A ode ao bom coração turco é um texto que se recita de cor na zona. Apesar de haver centenas de relatos de violência por parte das tropas turca, que também enviam pessoas para a Grécia, “por estas terras nunca passou um único migrante com queixa dos nossos militares”, diz Adem, de 70 anos, reformado da indústria têxtil que se vai entretendo com hortas ao pé do rio. Güven deixou-nos ao pé do nosso carro e seguimos para Kadidondurma. 
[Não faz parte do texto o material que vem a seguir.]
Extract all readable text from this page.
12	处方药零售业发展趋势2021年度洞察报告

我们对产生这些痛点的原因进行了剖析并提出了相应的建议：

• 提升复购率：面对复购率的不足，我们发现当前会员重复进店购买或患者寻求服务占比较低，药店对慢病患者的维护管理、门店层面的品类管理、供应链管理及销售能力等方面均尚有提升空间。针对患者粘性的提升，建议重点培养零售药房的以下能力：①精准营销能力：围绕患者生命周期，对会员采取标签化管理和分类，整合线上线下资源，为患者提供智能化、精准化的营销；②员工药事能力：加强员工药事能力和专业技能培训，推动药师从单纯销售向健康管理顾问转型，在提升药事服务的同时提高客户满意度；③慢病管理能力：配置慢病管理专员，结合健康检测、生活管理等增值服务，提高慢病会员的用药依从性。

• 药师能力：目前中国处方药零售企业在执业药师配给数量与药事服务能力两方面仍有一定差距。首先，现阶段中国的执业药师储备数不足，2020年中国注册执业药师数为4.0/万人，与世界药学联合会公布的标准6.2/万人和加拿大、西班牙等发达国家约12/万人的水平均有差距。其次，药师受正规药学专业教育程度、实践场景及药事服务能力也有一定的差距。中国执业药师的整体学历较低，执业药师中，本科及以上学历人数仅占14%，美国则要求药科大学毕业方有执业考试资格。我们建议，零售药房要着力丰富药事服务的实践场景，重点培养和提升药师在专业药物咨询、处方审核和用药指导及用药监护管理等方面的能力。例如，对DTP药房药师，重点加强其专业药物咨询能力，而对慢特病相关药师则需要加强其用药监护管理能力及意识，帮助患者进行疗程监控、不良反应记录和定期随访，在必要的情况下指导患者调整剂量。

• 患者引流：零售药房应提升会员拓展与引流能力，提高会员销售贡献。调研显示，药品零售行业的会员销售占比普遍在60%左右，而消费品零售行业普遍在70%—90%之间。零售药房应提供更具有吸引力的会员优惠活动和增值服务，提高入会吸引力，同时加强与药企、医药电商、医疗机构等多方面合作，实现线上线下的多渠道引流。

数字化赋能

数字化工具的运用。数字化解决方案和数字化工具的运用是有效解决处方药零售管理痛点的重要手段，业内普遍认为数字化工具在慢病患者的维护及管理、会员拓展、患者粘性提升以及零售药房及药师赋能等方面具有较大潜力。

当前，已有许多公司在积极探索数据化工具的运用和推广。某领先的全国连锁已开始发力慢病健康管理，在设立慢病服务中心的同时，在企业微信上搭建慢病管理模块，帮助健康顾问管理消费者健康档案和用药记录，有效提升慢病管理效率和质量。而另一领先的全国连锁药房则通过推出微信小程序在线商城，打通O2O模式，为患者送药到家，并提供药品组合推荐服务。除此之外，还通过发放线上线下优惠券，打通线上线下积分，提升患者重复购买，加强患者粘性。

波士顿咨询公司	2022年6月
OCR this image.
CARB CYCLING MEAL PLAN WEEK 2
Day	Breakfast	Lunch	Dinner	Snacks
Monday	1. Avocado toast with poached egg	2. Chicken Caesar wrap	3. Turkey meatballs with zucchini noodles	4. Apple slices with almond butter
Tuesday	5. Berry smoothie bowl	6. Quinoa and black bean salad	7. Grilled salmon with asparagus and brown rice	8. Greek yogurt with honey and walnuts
Um tunisino no hostel mostra ferimentos com bastões e arames. Diz que foram homens de capuz e óculos de ski que lhe bateram na Grécia. DR

Um tunisino no hostel mostra ferimentos com bastões e arames. Diz que foram homens de capuz e óculos de ski que lhe bateram na Grécia. DR

Chovem cordas de água sobre o zinco do pequeno alpendre onde nos abrigamos. É mais uma casa de chá, a esplanada está cheia de gente encharcada. A chuva vai e vem, os pingos ficam presos na ponta das folhas das tangerineiras. Adem faz parte de um grupo de amigos reformados com receio de falar. Têm quase todos um cartão de acesso à zona militarizada, por terem lá terras. Não há forma de nos levarem lá, nem pensar, se são apanhados com jornalistas perdem o cartão. Esta é uma das localidades mais populares entre os migrantes, por aqui passar a linha férrea abandonada que até 2011 ligou Salónica a Istambul – o “Filia-Dostluk Express”, palavras em grego e depois turco para “amizade”. “Nem sempre fazemos isso, mas por vezes abrimos as nossas casas, já aconteceu. Uma vez passou aqui um casal paquistanês cuja filha, adolescente, não conseguiu entrar no barco, teve medo, e ficou com a minha família até encontrar alguém em Istambul que pudesse recebê-la”, conta Adem. 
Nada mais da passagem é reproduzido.